The heel strike and toe-off characteristic points derived from the SHIMMER and CODA systems were used to calculate the three temporal gait parameters listed below:
- Stride time
- Stance time
- Swing time
Results show an intraclass correlation coefficient (ICC(2,k))  greater than 0.85 in stride, swing, and stance times for ten walking trials and four running trials. These results suggest that the SHIMMER platform is a versatile cost-effective tool for use in temporal gait analysis. Full results from this study are reported elsewhere . Previous studies [66, 67] have validated the CODA system as a reliable platform for gait measurements, so these results are very promising.

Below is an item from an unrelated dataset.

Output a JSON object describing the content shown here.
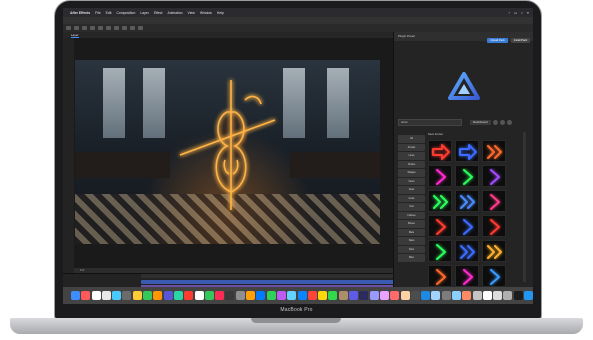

The SHIMMER galvanic skin response (GSR) sensor contains an internal resistor network that works as a potential divider and provides a voltage that can be converted by the SHIMMER's ADC to a 12-bit value, used to measure external skin resistance. All skin resistance values were calculated in the SHIMMER platform firmware and transmitted to a BioMOBIUS patch for real-time display and persistence to file. The sensor performance was correlated with a commercial Nexus-10 system (Mind Media BV) utilizing a series of known resistors from 10K Ω to 2.2M Ω. SHIMMER GSR demonstrated an average mean percentage error of 2.3 percent versus the commercial Nexus-10 that had an average mean error of 4.1 percent.